Su richiesta del governo israeliano’

I palestinesi non sono nuovi alla censura sulle reti sociali, particolarmente su Facebook. 

Per anni Facebook, in accordo con il governo e le agenzie di sicurezza di Israele, ha disattivato gli account dei palestinesi il pretesto di prevenire “l’incitamento alla violenza” da parte dei palestinesi sulla sua piattaforma. 

La pratica è iniziata nel 2016, alla vigilia di un’ondata di attacchi su piccola scala a soldati israeliani nel territorio occupato. Israele all’epoca sosteneva che gli attacchi dei “lupi solitari” erano stati incitati alla violenza dai social media, cosa che l’aveva spinta a collaborare con Facebook.

All’epoca la documentazione indicava che Facebook ottemperava a circa il 95% delle richieste presentate dal governo israeliano di rimuovere gli account di civili palestinesi, la maggioranza dei quali attinge ai notiziari e ottiene informazioni da piattaforme di reti sociali come Facebook. 

La collaborazione di Facebook con il governo israeliano che continua fino ad oggi ha attirato da anni numerose critiche dai gruppi di sostegno dei diritti, che sostengono che la pratica “dimostra il loro coinvolgimento con il governo israeliano per zittire i contenuti relativi alla solidarietà con i palestinesi o le critiche contro Israele.”

“Questa non è la prima volta che io e i miei colleghi abbiamo avuto dei problemi con Facebook,” racconta Jibreen a MEE, aggiungendo che i suoi post sono stati frequentemente rimossi dal sito.

“Che io stia condividendo i miei video o post originali, o persino solo qualcosa che è stato ampiamente riportato da Facebook, loro rimuovono il mio post,” ci dice. “Qualsiasi testo che contenga la parola ‘martire’ o persino la frase ‘riposi in pace’ viene tolto.”

‘Proteggere il mondo dalla realtà dell’occupazione’

Samer Khweira, 39 anni, un reporter della stazione radio Al-Haya a Nablus il cui account è stato rimosso lunedì, ci ha detto di avere problemi con Facebook da anni. 

“Qualsiasi cosa io postassi correva il rischio di essere tolta,” dice Khweira. “Che fossero video di attacchi dei coloni contro contadini o scontri con i soldati israeliani.”

Anche un semplice post che annunciava la notizia che un palestinese era stato ucciso dall’esercito israeliano veniva rimosso dalla sua pagina per aver violato gli “standard della comunità.”

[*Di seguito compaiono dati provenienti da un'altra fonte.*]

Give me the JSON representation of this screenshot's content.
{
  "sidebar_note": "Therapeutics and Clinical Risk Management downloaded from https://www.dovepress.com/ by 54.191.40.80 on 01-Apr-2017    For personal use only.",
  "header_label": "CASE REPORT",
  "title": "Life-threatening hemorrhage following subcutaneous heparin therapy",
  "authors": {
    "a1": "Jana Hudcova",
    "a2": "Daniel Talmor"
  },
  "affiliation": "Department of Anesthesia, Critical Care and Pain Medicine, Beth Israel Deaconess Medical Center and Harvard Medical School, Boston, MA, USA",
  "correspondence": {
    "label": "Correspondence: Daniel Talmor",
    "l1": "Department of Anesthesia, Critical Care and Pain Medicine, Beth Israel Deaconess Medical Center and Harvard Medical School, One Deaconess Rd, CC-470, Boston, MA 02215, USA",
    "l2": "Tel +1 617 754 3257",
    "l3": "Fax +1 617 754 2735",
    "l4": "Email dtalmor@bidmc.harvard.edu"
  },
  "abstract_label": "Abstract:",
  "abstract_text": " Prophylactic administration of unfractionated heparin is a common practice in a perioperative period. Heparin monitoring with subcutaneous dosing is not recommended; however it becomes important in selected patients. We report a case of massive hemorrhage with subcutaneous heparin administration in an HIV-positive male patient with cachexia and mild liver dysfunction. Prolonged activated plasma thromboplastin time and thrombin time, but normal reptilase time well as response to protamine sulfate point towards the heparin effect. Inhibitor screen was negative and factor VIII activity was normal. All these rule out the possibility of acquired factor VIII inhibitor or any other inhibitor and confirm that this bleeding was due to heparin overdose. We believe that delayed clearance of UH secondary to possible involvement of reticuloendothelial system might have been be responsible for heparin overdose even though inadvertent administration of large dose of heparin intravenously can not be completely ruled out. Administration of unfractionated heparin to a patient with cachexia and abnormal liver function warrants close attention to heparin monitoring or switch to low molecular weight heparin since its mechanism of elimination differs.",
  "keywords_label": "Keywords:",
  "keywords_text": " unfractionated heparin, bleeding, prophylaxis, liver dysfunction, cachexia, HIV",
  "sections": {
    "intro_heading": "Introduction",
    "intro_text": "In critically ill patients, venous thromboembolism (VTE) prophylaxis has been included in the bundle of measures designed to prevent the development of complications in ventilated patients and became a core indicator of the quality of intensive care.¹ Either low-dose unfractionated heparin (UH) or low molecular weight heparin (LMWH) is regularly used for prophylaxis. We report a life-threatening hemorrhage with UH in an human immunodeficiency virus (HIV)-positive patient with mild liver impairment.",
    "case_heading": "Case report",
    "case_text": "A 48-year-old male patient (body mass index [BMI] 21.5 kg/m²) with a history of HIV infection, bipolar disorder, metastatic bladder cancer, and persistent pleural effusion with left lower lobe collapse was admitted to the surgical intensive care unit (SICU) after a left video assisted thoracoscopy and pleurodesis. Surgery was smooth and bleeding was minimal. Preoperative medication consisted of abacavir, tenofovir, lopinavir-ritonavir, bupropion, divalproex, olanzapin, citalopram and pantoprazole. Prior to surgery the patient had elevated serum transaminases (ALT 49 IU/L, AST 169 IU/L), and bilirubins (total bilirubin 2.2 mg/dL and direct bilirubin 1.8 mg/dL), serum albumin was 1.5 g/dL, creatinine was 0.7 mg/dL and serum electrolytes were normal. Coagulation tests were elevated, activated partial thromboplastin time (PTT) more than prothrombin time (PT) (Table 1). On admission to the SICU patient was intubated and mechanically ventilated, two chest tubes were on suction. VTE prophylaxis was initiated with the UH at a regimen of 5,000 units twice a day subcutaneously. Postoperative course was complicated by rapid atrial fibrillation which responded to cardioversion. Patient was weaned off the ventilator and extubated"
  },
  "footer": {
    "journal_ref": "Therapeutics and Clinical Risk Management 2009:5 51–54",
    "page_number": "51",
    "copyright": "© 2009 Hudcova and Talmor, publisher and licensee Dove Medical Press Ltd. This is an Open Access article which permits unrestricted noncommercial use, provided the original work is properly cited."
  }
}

Sia Jibreen che Khweira hanno denunciato problemi per aver postato una diretta streaming su Facebook e hanno detto che a loro e a parecchi colleghi era stato spesso impedito di andare in diretta, un “problema tecnico” che non erano riusciti a correggere. 

“Siamo certi che la disattivazione di tutti i nostri account sia stata fatta su richiesta del governo israeliano,”  afferma Jibreen a MEE. 

“Israele non vuole che la gente, specialmente la comunità internazionale, veda cosa succede in Palestina,” continua. 

“Censurando giornalisti e attivisti palestinesi non solo violano la nostra libertà di parola, ma si rendono anche complici degli sforzi israeliani di nascondere al mondo la realtà dell’occupazione.”